On June 4 at a session of the EU Council in Luxembourg, Germany's Interior Minister Alexander Dobrindt made it clear: passport controls at nine internal borders of the country will remain in place. Despite requests from the European Commission — and despite the fact that the Schengen Code defines such checks as a temporary exception, not the norm.
What is actually happening
Controls were introduced by the Scholz government in 2024 — following a series of high-profile attacks by migrants. But the current Merz government not only retained them but expanded them: as InfoMigrants reports, from March 2025, checks have been in place at borders with France, Belgium, the Netherlands, Luxembourg, Denmark, Austria, Switzerland, the Czech Republic and Poland. The deadline has been extended to March 2026.
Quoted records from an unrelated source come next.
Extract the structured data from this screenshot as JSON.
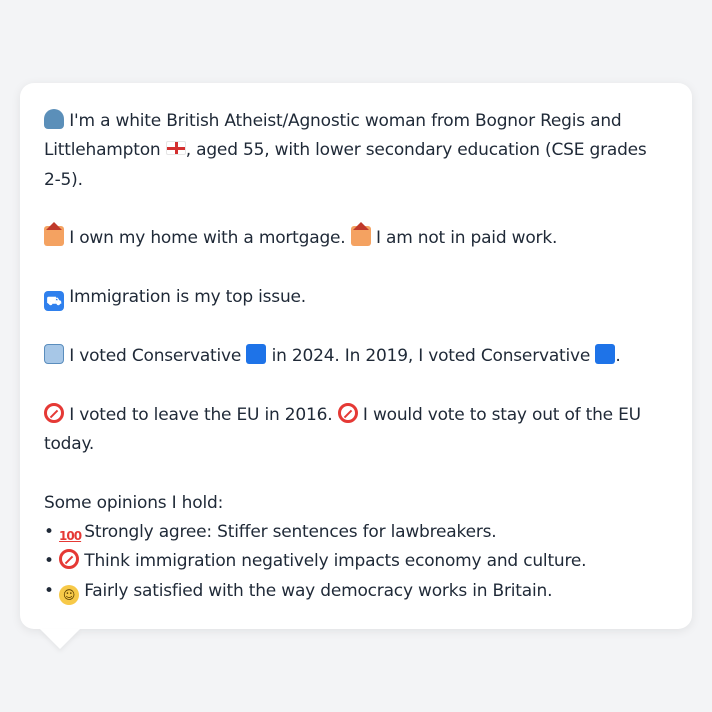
{
  "persona": {
    "intro": {
      "icon": "person-silhouette-icon",
      "text_a": "I'm a white British Atheist/Agnostic woman from Bognor Regis and Littlehampton",
      "flag_icon": "england-flag-icon",
      "text_b": ", aged 55, with lower secondary education (CSE grades 2-5)."
    },
    "home": {
      "icon1": "house-icon",
      "text1": "I own my home with a mortgage.",
      "icon2": "house-icon",
      "text2": "I am not in paid work."
    },
    "issue": {
      "icon": "passport-control-icon",
      "text": "Immigration is my top issue."
    },
    "vote": {
      "icon": "ballot-box-icon",
      "text_a": "I voted Conservative",
      "party_icon_a": "blue-square-icon",
      "text_b": "in 2024. In 2019, I voted Conservative",
      "party_icon_b": "blue-square-icon",
      "text_c": "."
    },
    "eu": {
      "icon1": "no-entry-icon",
      "text1": "I voted to leave the EU in 2016.",
      "icon2": "no-entry-icon",
      "text2": "I would vote to stay out of the EU today."
    },
    "opinions": {
      "heading": "Some opinions I hold:",
      "bullet": "•",
      "items": [
        {
          "icon": "hundred-points-icon",
          "glyph": "100",
          "text": "Strongly agree: Stiffer sentences for lawbreakers."
        },
        {
          "icon": "no-entry-icon",
          "glyph": "",
          "text": "Think immigration negatively impacts economy and culture."
        },
        {
          "icon": "slightly-smiling-face-icon",
          "glyph": "🙂",
          "text": "Fairly satisfied with the way democracy works in Britain."
        }
      ]
    }
  },
  "colors": {
    "background": "#f3f4f6",
    "bubble": "#ffffff",
    "text": "#1f2937",
    "conservative_blue": "#1e73e8"
  }
}
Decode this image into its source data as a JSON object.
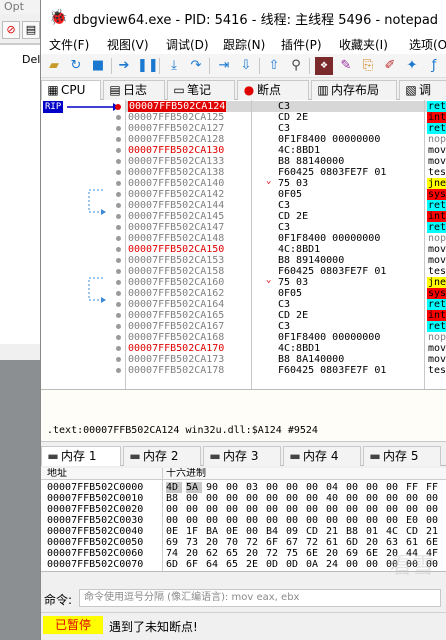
{
  "background_app": {
    "menu_partial": "Opt",
    "menu_partial2": "‹",
    "text_partial": "Del"
  },
  "window": {
    "title": "dbgview64.exe - PID: 5416 - 线程: 主线程 5496 - notepad"
  },
  "menu": [
    "文件(F)",
    "视图(V)",
    "调试(D)",
    "跟踪(N)",
    "插件(P)",
    "收藏夹(I)",
    "选项(O"
  ],
  "tabs": [
    {
      "label": "CPU",
      "icon": "cpu-icon"
    },
    {
      "label": "日志",
      "icon": "log-icon"
    },
    {
      "label": "笔记",
      "icon": "notes-icon"
    },
    {
      "label": "断点",
      "icon": "breakpoint-icon"
    },
    {
      "label": "内存布局",
      "icon": "memory-map-icon"
    },
    {
      "label": "调",
      "icon": "callstack-icon"
    }
  ],
  "disasm": {
    "rip_label": "RIP",
    "rows": [
      {
        "addr": "00007FFB502CA124",
        "hex": "C3",
        "mn": "ret",
        "mnc": "ret",
        "sel": true
      },
      {
        "addr": "00007FFB502CA125",
        "hex": "CD 2E",
        "mn": "int",
        "mnc": "int"
      },
      {
        "addr": "00007FFB502CA127",
        "hex": "C3",
        "mn": "ret",
        "mnc": "ret"
      },
      {
        "addr": "00007FFB502CA128",
        "hex": "0F1F8400 00000000",
        "mn": "nop",
        "mnc": "nop"
      },
      {
        "addr": "00007FFB502CA130",
        "hex": "4C:8BD1",
        "mn": "mov",
        "mnc": "mov",
        "red": true
      },
      {
        "addr": "00007FFB502CA133",
        "hex": "B8 88140000",
        "mn": "mov",
        "mnc": "mov"
      },
      {
        "addr": "00007FFB502CA138",
        "hex": "F60425 0803FE7F 01",
        "mn": "tes",
        "mnc": "test"
      },
      {
        "addr": "00007FFB502CA140",
        "hex": "75 03",
        "mn": "jne",
        "mnc": "jne",
        "jump": "v"
      },
      {
        "addr": "00007FFB502CA142",
        "hex": "0F05",
        "mn": "sys",
        "mnc": "ud"
      },
      {
        "addr": "00007FFB502CA144",
        "hex": "C3",
        "mn": "ret",
        "mnc": "ret"
      },
      {
        "addr": "00007FFB502CA145",
        "hex": "CD 2E",
        "mn": "int",
        "mnc": "int"
      },
      {
        "addr": "00007FFB502CA147",
        "hex": "C3",
        "mn": "ret",
        "mnc": "ret"
      },
      {
        "addr": "00007FFB502CA148",
        "hex": "0F1F8400 00000000",
        "mn": "nop",
        "mnc": "nop"
      },
      {
        "addr": "00007FFB502CA150",
        "hex": "4C:8BD1",
        "mn": "mov",
        "mnc": "mov",
        "red": true
      },
      {
        "addr": "00007FFB502CA153",
        "hex": "B8 89140000",
        "mn": "mov",
        "mnc": "mov"
      },
      {
        "addr": "00007FFB502CA158",
        "hex": "F60425 0803FE7F 01",
        "mn": "tes",
        "mnc": "test"
      },
      {
        "addr": "00007FFB502CA160",
        "hex": "75 03",
        "mn": "jne",
        "mnc": "jne",
        "jump": "v"
      },
      {
        "addr": "00007FFB502CA162",
        "hex": "0F05",
        "mn": "sys",
        "mnc": "ud"
      },
      {
        "addr": "00007FFB502CA164",
        "hex": "C3",
        "mn": "ret",
        "mnc": "ret"
      },
      {
        "addr": "00007FFB502CA165",
        "hex": "CD 2E",
        "mn": "int",
        "mnc": "int"
      },
      {
        "addr": "00007FFB502CA167",
        "hex": "C3",
        "mn": "ret",
        "mnc": "ret"
      },
      {
        "addr": "00007FFB502CA168",
        "hex": "0F1F8400 00000000",
        "mn": "nop",
        "mnc": "nop"
      },
      {
        "addr": "00007FFB502CA170",
        "hex": "4C:8BD1",
        "mn": "mov",
        "mnc": "mov",
        "red": true
      },
      {
        "addr": "00007FFB502CA173",
        "hex": "B8 8A140000",
        "mn": "mov",
        "mnc": "mov"
      },
      {
        "addr": "00007FFB502CA178",
        "hex": "F60425 0803FE7F 01",
        "mn": "tes",
        "mnc": "test"
      }
    ]
  },
  "info_line": ".text:00007FFB502CA124 win32u.dll:$A124 #9524",
  "dump_tabs": [
    "内存 1",
    "内存 2",
    "内存 3",
    "内存 4",
    "内存 5"
  ],
  "dump_header": {
    "addr": "地址",
    "hex": "十六进制"
  },
  "dump_rows": [
    {
      "addr": "00007FFB502C0000",
      "bytes": [
        "4D",
        "5A",
        "90",
        "00",
        "03",
        "00",
        "00",
        "00",
        "04",
        "00",
        "00",
        "00",
        "FF",
        "FF"
      ]
    },
    {
      "addr": "00007FFB502C0010",
      "bytes": [
        "B8",
        "00",
        "00",
        "00",
        "00",
        "00",
        "00",
        "00",
        "40",
        "00",
        "00",
        "00",
        "00",
        "00"
      ]
    },
    {
      "addr": "00007FFB502C0020",
      "bytes": [
        "00",
        "00",
        "00",
        "00",
        "00",
        "00",
        "00",
        "00",
        "00",
        "00",
        "00",
        "00",
        "00",
        "00"
      ]
    },
    {
      "addr": "00007FFB502C0030",
      "bytes": [
        "00",
        "00",
        "00",
        "00",
        "00",
        "00",
        "00",
        "00",
        "00",
        "00",
        "00",
        "00",
        "E0",
        "00"
      ]
    },
    {
      "addr": "00007FFB502C0040",
      "bytes": [
        "0E",
        "1F",
        "BA",
        "0E",
        "00",
        "B4",
        "09",
        "CD",
        "21",
        "B8",
        "01",
        "4C",
        "CD",
        "21"
      ]
    },
    {
      "addr": "00007FFB502C0050",
      "bytes": [
        "69",
        "73",
        "20",
        "70",
        "72",
        "6F",
        "67",
        "72",
        "61",
        "6D",
        "20",
        "63",
        "61",
        "6E"
      ]
    },
    {
      "addr": "00007FFB502C0060",
      "bytes": [
        "74",
        "20",
        "62",
        "65",
        "20",
        "72",
        "75",
        "6E",
        "20",
        "69",
        "6E",
        "20",
        "44",
        "4F"
      ]
    },
    {
      "addr": "00007FFB502C0070",
      "bytes": [
        "6D",
        "6F",
        "64",
        "65",
        "2E",
        "0D",
        "0D",
        "0A",
        "24",
        "00",
        "00",
        "00",
        "00",
        "00"
      ]
    }
  ],
  "command": {
    "label": "命令:",
    "placeholder": "命令使用逗号分隔 (像汇编语言): mov eax, ebx"
  },
  "status": {
    "state": "已暂停",
    "message": "遇到了未知断点!"
  },
  "watermark": "看雪"
}
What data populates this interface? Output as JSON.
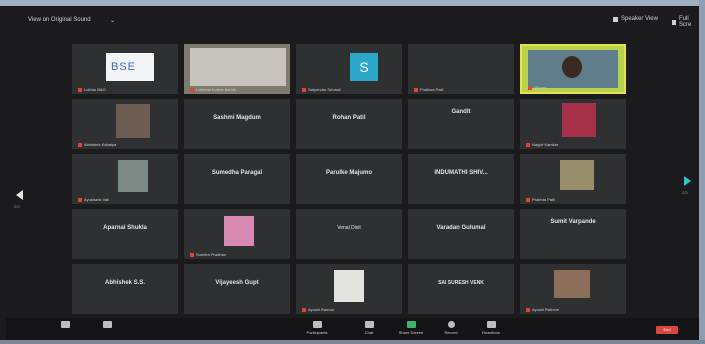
{
  "topbar": {
    "view_label": "View on Original Sound",
    "view_caret": "⌄",
    "speaker_view": "Speaker View",
    "exit": "Full Scre"
  },
  "pagination": {
    "left": "2/3",
    "right": "2/3"
  },
  "tiles": [
    {
      "name": "",
      "foot": "Lokhar B&O"
    },
    {
      "name": "",
      "foot": "Lakshmi Kumar Ashok"
    },
    {
      "name": "",
      "foot": "Satyendar Srivasti"
    },
    {
      "name": "",
      "foot": "Pratiksa Patil"
    },
    {
      "name": "",
      "foot": "Vikrant"
    },
    {
      "name": "",
      "foot": "Abhishek Katariya"
    },
    {
      "name": "Sashmi Magdum",
      "foot": ""
    },
    {
      "name": "Rohan Patil",
      "foot": ""
    },
    {
      "name": "Gandlt",
      "foot": ""
    },
    {
      "name": "",
      "foot": "Nayjot Kamkar"
    },
    {
      "name": "",
      "foot": "Ayushank Vali"
    },
    {
      "name": "Sumedha Paragal",
      "foot": ""
    },
    {
      "name": "Parulke Majumo",
      "foot": ""
    },
    {
      "name": "INDUMATHI SHIV...",
      "foot": ""
    },
    {
      "name": "",
      "foot": "Prabhat Patil"
    },
    {
      "name": "Aparnal Shukla",
      "foot": ""
    },
    {
      "name": "",
      "foot": "Sumitra Pradhan"
    },
    {
      "name": "Venal Dixit",
      "foot": ""
    },
    {
      "name": "Varadan Gulumal",
      "foot": ""
    },
    {
      "name": "Sumit Varpande",
      "foot": ""
    },
    {
      "name": "Abhishek S.S.",
      "foot": ""
    },
    {
      "name": "Vijayeesh Gupt",
      "foot": ""
    },
    {
      "name": "",
      "foot": "Ayushi Raman"
    },
    {
      "name": "SAI SURESH VENK",
      "foot": ""
    },
    {
      "name": "",
      "foot": "Ayushi Rathore"
    }
  ],
  "tile_misc": {
    "bse_logo": "BSE",
    "s_avatar": "S"
  },
  "toolbar": {
    "participants": "Participants",
    "chat": "Chat",
    "share": "Share Screen",
    "record": "Record",
    "reactions": "Reactions",
    "end": "End"
  },
  "colors": {
    "accent": "#2ec7c9",
    "danger": "#d9463f",
    "tile": "#2f3032",
    "background": "#1b1b1d"
  }
}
Dobrindt claims the measures have delivered results — reducing illegal entry and countering human trafficking. The European Commission formally agreed to the extension, citing "serious threats to public order," but in parallel insists on a return to unrestricted movement.
The legal threshold Berlin has not yet crossed — but is approaching
The Schengen Code allows temporary internal checks initially for six months with the possibility of extension — but in total no more than two years. As InfoMigrants notes, this limit is already looming on the horizon. Migration analyst Gerald Knaus warns: if courts — in particular the EU Court of Justice — find German practice illegal, and Berlin ignores it, this will feed precisely those parties, including AfD, that already call for leaving Schengen.
"The government should take the opportunity and lift some controls this summer"
— Gerald Knaus, migration analyst, InfoMigrants
Dobrindt, for his part, is pursuing a parallel strategy: he is forming a "coalition of the willing" within the EU to strengthen the common asylum system (GEAS) and external borders — calculating that this will ultimately allow him to restore Schengen without internal checks.
Broader context: Germany is not alone
Berlin is not unique here — Austria, Poland and several other countries are also maintaining or expanding internal controls. But Germany, with its central geographical and political position, sets the tone: if the EU's largest economy normalizes a retreat from Schengen, others gain additional justification to do the same.
- 9 borders — checks are in place at all internal borders of Germany
- Until March 2026 — the officially extended deadline for controls
- 2 years — the maximum allowed by the Schengen Code without new legal grounds
- GEAS — the EU's new common asylum system, on which Dobrindt pins his hopes, was set to begin operating in June 2025
Dobrindt's bet is clear: withstand pressure from Brussels, show voters results and wait for the reformed pan-European system to eliminate the need for control organically. But if GEAS doesn't work as expected, or if courts halt German practice sooner — Berlin will have to either retreat publicly or openly clash with European law.
Whether this strategy will hold until March 2026 depends on one thing: whether any of the neighboring countries will file a lawsuit at the EU Court of Justice before Dobrindt manages to present statistics on reduced illegal entry.